Nicolas Legendre a eu la bonne idée d’accorder un entretien au magazine Bretons (mai 2023). C’est l’occasion de présenter son livre Silence dans les champs (Arthaud) et de préciser quelques points. Le rôle joué par les coopératives est évidemment central dans ce qu’il est convenu d’appeler le « modèle agricole breton ». La journaliste Maiwenn Raynaudon-Kerzerho procède à un constat où il est question du « quasi-esclavage » dont souffrent certains paysans qui sont « pieds et poings liés à une coopérative – qui fournit les bêtes, les aliments, les traitements, et qui achète la production -, qui sont de fait salariés mais qui portent seuls le poids d’emprunts et touchent à peine un smic… ». Voilà résumée la situation. Mais on peut également se poser une autre question : comment et pourquoi le pouvoir a-t-il échappé petit à petit aux paysans ? « Cela a été progressif,  ça dépend des coopératives. Il y a eu d’une part un agrandissement, une libéralisation des coopératives qui finissent par prendre part à la guerre économique, par adopter le fonctionnement de firme internationale. En même temps, leur gestion s’est complexifié, il y a donc des administratifs, des gens qui sont des gestionnaires loin du terrain. » On peut noter au passage que la même question se pose au Crédit mutuel de Bretagne et au Crédit agricole où les sociétaires – propriétaires de la maison – sont pris pour des cons par la technostructure qui dirige la coopérative sans rendre de comptes à quiconque. Un PDG du CAC 40 dépend de ses actionnaires qui peuvent le virer vite fait bien fait…

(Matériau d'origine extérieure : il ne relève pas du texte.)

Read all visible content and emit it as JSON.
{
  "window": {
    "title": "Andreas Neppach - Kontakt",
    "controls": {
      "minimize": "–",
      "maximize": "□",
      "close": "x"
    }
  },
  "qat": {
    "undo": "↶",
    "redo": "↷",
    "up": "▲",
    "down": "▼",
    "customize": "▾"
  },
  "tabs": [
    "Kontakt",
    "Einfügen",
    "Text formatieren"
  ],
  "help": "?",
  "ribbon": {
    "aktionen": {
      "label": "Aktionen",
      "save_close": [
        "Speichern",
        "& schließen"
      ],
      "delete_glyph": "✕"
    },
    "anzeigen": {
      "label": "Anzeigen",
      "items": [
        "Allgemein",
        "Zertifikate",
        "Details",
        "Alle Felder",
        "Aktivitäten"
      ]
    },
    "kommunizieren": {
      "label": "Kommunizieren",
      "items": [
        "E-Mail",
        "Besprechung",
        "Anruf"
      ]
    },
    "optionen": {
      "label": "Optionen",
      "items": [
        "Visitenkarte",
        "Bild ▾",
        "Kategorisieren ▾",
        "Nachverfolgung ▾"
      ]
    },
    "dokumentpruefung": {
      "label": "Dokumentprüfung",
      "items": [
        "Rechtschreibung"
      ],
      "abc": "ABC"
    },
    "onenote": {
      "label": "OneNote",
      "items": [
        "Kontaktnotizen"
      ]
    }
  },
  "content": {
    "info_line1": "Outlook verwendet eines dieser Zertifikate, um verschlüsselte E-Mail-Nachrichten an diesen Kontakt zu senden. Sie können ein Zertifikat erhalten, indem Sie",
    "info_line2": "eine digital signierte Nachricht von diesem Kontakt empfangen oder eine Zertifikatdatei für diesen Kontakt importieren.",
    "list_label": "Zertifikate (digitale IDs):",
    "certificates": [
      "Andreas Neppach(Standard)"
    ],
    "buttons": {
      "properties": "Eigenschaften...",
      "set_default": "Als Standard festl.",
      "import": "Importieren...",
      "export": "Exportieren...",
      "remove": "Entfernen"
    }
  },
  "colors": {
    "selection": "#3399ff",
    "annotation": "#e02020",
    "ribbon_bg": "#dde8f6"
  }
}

Féodalité, servage, esclavage

Nicolas Legendre souligne aussi l’importance des coûts : « Les algues vertes et les pollutions par les produits  phytosanitaires sont les symptômes les plus visibles. Mais il y a aussi la grande histoire du remembrement, qui est pour moi un cataclysme monumental, d’une violence inouïe. Sans doute qu’on n’a rien connu d’aussi massif dans nos campagnes depuis les défrichements de l’an 1000, voire du néolithique ! Nos paysages n’ont aujourd’hui rient à voir avec ce qu’ils étaient. »

La culture traditionnelle et la langue bretonne trouvent également leur place dans les préoccupations de Legendre : « Je trouve intéressante la notion d’ethnocide, qui inclut des éléments sociétaux, culturels, de sociabilité. Ce grand bond en avant ratiboise des paysages physiques mais aussi mentaux. Les langues de Bretagne en font partie. De la même façon qu’avoir une prairie avec des pommiers dedans est considéré comme archaïque et rétrograde, si en plus tu parles gallo, tu es Néandertal… »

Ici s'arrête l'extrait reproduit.